Since her debut spring/summer 2018 collection, Natacha Ramsay-Levi has quietly gone about evolving the Chloé woman’s sweet sensibilities to give her feminine wardrobe a harder, sharper edge. Ramsay-Levi’s Chloé is all about undercutting the whimsy with cut-out glossed leather ankle boots and heavily buckled bags. It’s simultaneously bohemian, retro, French and carefree – in short, the woman everyone wants to be.
“What’s interesting about French femininity – although I don’t know if it’s that feminine – is the idea of contradiction: you take something and make it something else,” Ramsay-Levi told Vogue after her autumn/winter 2018 presentation.
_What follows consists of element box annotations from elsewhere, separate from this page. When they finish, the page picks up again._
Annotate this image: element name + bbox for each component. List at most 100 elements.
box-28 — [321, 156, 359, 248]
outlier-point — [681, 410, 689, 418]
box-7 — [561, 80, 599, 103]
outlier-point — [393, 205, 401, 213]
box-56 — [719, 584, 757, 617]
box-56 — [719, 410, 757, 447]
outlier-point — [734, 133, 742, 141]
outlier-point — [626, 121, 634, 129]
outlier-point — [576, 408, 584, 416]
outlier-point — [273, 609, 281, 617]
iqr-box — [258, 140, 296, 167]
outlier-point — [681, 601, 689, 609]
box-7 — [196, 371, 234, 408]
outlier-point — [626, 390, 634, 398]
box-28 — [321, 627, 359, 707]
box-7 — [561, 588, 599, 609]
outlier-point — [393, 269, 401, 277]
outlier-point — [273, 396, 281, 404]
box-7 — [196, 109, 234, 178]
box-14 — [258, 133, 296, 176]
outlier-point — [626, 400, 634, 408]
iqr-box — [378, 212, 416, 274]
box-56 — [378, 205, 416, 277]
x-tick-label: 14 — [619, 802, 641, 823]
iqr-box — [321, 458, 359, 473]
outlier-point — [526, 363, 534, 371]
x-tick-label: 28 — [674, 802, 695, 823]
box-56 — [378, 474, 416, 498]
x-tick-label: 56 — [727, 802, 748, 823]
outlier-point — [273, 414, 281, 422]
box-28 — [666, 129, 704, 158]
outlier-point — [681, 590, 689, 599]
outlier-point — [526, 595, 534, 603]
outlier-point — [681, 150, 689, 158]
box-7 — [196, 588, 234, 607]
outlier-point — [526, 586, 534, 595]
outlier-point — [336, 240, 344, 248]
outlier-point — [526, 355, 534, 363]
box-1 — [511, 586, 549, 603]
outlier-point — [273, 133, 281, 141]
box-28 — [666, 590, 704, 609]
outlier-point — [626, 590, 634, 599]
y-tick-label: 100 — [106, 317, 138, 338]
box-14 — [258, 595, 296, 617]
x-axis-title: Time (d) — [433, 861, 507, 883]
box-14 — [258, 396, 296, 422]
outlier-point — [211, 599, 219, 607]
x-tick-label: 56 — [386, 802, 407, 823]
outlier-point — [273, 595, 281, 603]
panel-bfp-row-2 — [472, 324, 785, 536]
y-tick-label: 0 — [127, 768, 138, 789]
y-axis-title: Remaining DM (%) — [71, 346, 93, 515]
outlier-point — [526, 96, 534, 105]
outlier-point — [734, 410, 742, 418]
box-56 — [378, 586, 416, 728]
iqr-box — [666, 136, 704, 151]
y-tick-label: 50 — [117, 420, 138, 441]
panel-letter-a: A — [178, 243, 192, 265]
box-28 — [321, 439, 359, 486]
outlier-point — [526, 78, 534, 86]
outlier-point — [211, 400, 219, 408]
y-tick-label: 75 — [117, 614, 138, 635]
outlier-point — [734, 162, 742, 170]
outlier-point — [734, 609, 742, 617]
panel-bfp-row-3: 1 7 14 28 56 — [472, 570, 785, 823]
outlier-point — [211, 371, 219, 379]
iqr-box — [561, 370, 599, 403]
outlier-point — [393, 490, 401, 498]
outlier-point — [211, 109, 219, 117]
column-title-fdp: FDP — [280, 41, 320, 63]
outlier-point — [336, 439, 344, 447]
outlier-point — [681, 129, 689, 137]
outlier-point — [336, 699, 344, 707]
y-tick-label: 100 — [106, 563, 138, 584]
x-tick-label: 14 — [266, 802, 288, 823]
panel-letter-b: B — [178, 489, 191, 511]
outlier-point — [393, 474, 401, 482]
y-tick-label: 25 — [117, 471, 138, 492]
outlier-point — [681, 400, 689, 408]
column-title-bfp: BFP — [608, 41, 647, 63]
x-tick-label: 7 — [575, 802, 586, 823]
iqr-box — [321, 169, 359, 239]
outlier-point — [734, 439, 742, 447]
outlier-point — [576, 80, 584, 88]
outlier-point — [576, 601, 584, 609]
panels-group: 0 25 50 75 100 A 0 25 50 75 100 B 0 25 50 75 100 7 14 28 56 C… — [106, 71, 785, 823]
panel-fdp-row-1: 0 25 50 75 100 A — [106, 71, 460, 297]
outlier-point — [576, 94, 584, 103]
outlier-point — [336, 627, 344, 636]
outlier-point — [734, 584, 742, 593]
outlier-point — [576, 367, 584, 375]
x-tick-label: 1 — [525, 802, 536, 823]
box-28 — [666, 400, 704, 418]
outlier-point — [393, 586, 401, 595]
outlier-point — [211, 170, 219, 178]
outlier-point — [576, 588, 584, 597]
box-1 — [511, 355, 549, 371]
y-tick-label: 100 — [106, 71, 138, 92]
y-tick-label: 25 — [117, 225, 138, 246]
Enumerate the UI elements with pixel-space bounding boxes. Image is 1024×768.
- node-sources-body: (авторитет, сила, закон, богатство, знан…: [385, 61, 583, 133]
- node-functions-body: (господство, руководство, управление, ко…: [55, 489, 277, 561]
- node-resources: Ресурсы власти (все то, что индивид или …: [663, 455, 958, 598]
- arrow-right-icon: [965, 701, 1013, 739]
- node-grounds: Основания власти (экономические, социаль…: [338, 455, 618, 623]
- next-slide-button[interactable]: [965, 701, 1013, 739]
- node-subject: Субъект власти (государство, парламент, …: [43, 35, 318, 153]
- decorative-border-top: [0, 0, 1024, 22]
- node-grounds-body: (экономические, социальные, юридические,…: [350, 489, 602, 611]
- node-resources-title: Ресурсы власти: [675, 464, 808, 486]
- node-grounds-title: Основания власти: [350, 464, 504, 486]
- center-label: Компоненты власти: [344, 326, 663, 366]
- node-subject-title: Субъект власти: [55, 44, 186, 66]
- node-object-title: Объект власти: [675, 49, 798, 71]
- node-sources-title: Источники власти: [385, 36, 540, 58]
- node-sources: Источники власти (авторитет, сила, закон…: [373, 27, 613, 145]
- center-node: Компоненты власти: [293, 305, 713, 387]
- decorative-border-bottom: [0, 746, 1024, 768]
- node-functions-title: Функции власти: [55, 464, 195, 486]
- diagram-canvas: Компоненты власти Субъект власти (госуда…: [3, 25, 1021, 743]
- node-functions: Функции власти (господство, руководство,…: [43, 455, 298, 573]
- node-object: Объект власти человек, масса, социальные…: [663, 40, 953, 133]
Her ability to harness this unattainable insouciance has earned her a keen following, particularly on e-tail giant Net-a-Porter.com, for which Ramsay-Levi has just designed a capsule collection.
There are Rylee boots and Tess bags – the accessories that have already garnered cult status under Ramsay-Levi – aplenty in the 27-piece edit to satisfy demand from the Net-a-porter.com customer. Chloé shoe sales on the e-tail platform have doubled since last year, half of which are driven by boots, and the Tess has become a bestseller globally, with the burgundy bag style a sell out.
“The response has been extremely positive,” Net-a-porter.com global buying director Elizabeth von der Goltz tells Vogue. “The new direction that Natacha Ramsay-Levi has brought to the collections has felt modern and contemporary, which has resulted in a striking urban edge. I think Chloé used to be known for its occasion and vacation dressing, but now it’s speaking to the Chloé girl for all parts of her everyday life, in particular, dresses and separates, which is something that the brand does incredibly well.”
Net-a-porter.com’s brief to Ramsay-Levi was to focus on this “urban” path. “We vision Natacha as a unique, independent Parisian woman,” von der Goltz continues. “We wanted it to fully incorporate her fresh point of view on the brand, such as the great tailoring and key menswear fabrics. It’s what we like to call ‘city’.”